Quest’oggi, noi di R&B Junk abbiamo avuto il piacere di scambiare quattro chiacchiere con alcuni fra gli artisti più eclettici ed interessanti mai venuti fuori dal panorama talent italiano! A qualche settimana dal rilascio del loro nuovo singolo “Venice and Pasis“, i ragazzi hanno voluto condividere con noi alcuni dettagli sul progetto, sul loro modo di fare musica e sull’esperienza di X Factor. Di seguito la nostra intervista.moseek1

Massimo: La vostra gavetta è durata parecchi anni c’è voluto molto tempo per diventare i Moseek che siete ora. La formazione a Roma, il trasferimento a Londra, il ritorno alla vostra città: tutti eventi che saranno serviti a formarvi sia personalmente che professionalmente. Se doveste compilare il curriculum della vostra band quali “esperienze lavorative” inserireste?

Siamo consapevoli che per costruire qualcosa bisogna prendersi cura di ciascun pezzetto. Ogni esperienza che abbiamo fatto ha contribuito a formarci e farci diventare quello che siamo ora. Difficile scegliere le esperienze lavorative fondamentali, probabilmente inseriremmo le tante giornate e nottate in studio di registrazione.

Massimo: Siete partiti come artisti indipendenti ed ora avete pubblicato “Gold People”, il vostro nuovo album, sotto un’etichetta indipendente. Come mai avete deciso di rimanere in questo contesto e non avete provato a staccare un contratto con una major?

Lavoravamo con la nostra etichetta discografica da prima di entrare a X Factor, continuare il lavoro iniziato insieme è stata la cosa più naturale che potevamo fare. Uscire su un’etichetta indipendente ci ha dato da la possibilità di lavorare nei tempi e nei modi che per noi erano più adatti al progetto.

Massimo: Fin dall’inizio avete affrontato il mondo della musica con la lingua inglese.
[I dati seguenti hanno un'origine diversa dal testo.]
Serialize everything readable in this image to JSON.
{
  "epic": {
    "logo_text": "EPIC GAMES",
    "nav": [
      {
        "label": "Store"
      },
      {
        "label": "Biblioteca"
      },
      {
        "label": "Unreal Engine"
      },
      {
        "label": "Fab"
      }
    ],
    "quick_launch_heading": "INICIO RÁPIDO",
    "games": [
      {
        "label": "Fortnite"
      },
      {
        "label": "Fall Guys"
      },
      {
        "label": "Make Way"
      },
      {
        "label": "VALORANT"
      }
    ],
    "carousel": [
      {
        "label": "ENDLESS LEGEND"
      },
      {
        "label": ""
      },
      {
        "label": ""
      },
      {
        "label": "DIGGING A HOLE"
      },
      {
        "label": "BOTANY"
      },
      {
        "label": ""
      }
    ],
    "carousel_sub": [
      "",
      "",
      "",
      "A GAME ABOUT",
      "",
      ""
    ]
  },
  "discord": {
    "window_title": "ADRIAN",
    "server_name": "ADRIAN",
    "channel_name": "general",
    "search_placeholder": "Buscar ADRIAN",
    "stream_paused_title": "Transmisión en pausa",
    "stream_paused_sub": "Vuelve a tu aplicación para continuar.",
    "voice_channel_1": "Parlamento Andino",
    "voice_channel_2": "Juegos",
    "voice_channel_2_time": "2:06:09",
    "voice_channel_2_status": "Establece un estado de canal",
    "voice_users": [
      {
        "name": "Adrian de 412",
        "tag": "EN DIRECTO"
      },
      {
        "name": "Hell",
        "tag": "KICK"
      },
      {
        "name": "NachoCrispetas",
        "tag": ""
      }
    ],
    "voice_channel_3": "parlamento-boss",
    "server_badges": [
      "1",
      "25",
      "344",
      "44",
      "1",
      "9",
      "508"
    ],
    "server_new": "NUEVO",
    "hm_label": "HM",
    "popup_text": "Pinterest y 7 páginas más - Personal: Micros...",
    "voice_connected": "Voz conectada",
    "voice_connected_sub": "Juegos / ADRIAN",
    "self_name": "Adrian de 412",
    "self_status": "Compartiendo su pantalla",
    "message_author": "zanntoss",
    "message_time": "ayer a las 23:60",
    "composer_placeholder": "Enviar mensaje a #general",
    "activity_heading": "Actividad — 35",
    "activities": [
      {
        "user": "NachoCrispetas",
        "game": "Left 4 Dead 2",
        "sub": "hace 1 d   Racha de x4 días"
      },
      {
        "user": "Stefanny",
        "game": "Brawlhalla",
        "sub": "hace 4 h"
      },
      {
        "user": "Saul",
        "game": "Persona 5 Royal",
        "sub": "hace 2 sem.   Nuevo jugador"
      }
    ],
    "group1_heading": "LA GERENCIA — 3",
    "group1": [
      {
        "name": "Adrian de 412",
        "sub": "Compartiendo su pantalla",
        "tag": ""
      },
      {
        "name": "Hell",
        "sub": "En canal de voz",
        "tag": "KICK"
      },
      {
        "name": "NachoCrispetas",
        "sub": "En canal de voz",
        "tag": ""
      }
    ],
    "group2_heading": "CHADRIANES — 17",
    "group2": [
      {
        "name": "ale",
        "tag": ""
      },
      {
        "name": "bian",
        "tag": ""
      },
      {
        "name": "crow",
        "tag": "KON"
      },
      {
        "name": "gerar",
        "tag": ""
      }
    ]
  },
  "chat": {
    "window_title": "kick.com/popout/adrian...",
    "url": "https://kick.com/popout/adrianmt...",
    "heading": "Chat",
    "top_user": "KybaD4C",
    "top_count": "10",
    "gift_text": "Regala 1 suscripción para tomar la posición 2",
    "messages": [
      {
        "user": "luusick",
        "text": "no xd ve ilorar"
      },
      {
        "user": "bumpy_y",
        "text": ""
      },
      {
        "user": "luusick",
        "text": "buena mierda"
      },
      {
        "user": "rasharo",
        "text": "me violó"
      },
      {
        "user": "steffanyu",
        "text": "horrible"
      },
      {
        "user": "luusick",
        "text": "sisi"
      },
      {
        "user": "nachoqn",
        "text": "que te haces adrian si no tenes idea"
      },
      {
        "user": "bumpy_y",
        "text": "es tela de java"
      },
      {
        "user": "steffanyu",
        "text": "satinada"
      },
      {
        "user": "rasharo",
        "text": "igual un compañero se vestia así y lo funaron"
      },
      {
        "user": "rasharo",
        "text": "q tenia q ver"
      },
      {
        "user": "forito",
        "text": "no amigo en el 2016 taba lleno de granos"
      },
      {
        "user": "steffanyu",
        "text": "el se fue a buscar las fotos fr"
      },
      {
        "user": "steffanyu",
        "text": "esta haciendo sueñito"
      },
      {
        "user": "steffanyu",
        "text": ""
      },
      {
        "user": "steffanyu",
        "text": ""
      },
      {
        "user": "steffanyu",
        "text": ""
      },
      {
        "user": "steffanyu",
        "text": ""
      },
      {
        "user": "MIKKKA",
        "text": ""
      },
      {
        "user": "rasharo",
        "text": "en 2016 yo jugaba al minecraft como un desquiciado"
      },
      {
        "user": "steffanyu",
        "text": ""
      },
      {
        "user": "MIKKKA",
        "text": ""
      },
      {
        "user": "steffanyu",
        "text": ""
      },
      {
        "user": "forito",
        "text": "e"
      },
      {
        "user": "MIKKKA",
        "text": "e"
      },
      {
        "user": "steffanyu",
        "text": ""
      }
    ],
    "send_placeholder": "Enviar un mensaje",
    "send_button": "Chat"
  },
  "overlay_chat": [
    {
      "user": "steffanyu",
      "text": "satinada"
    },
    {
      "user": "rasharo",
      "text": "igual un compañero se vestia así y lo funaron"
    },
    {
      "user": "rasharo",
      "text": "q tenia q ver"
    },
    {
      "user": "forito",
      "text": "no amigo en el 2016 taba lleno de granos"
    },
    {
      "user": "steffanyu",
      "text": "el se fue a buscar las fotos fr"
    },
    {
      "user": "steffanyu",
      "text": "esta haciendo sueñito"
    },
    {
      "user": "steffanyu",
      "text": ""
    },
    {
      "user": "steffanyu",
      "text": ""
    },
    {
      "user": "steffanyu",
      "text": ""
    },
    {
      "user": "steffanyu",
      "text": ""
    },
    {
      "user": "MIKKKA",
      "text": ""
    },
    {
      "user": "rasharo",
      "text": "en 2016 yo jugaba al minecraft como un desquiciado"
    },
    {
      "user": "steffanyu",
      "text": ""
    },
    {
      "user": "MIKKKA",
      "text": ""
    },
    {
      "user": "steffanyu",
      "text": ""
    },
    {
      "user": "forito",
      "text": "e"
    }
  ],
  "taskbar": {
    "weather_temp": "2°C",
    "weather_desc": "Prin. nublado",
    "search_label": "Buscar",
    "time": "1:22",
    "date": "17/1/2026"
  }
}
Abbiamo visto anche a X Factor che per voi cantare in italiano è stata una novità visto che non cantate nella vostra lingua madre. Perché avete deciso di cantare proprio in una lingua non vostra? Come mai proprio l’inglese? Ci sono alcuni artisti in particolare che vi hanno portato a scegliere di esprimervi in questa lingua?

Il cantato in lingua inglese è una vera e propria attitudine più che una scelta. Elisa scrive anche in italiano, ma per altri artisti. Ingurgitiamo chili di musica anglofona da sempre, specialmente Elisa, quindi è “naturale” scrivere in inglese, ma non è un dogma, forse pubblicheremo anche pezzi in italiano.

Massimo: La scelta di cantare in lingua inglese pensate si tradurrà in un tentativo di sfondare anche nei paesi anglofoni, come è accaduto anche a grandi artisti italiani come Elisa o Alexia?

Senza dubbio cantare in inglese permette di essere compresi anche oltre confine, e apre numerose possibilità. Ci auguriamo di lavorare bene qui in Italia e di cominciare a seminare anche all’estero.

Massimo: La vostra strada a X Factor Italia è iniziata con il tanto famoso quanto chiacchierato singolo dei Bronski Beat “Smalltown Boy” e si è conclusa con “Somebody To Love”, brano della band dei Jefferson Airplain, gruppo non molto famoso in Italia. Entrambe le tracce però le avete rivisitate alla vostra maniera, elemento che ha caratterizzato il vostro percorso. Perché avete scelto di rivisitare ogni singolo brano che avete interpretato all’interno del programma?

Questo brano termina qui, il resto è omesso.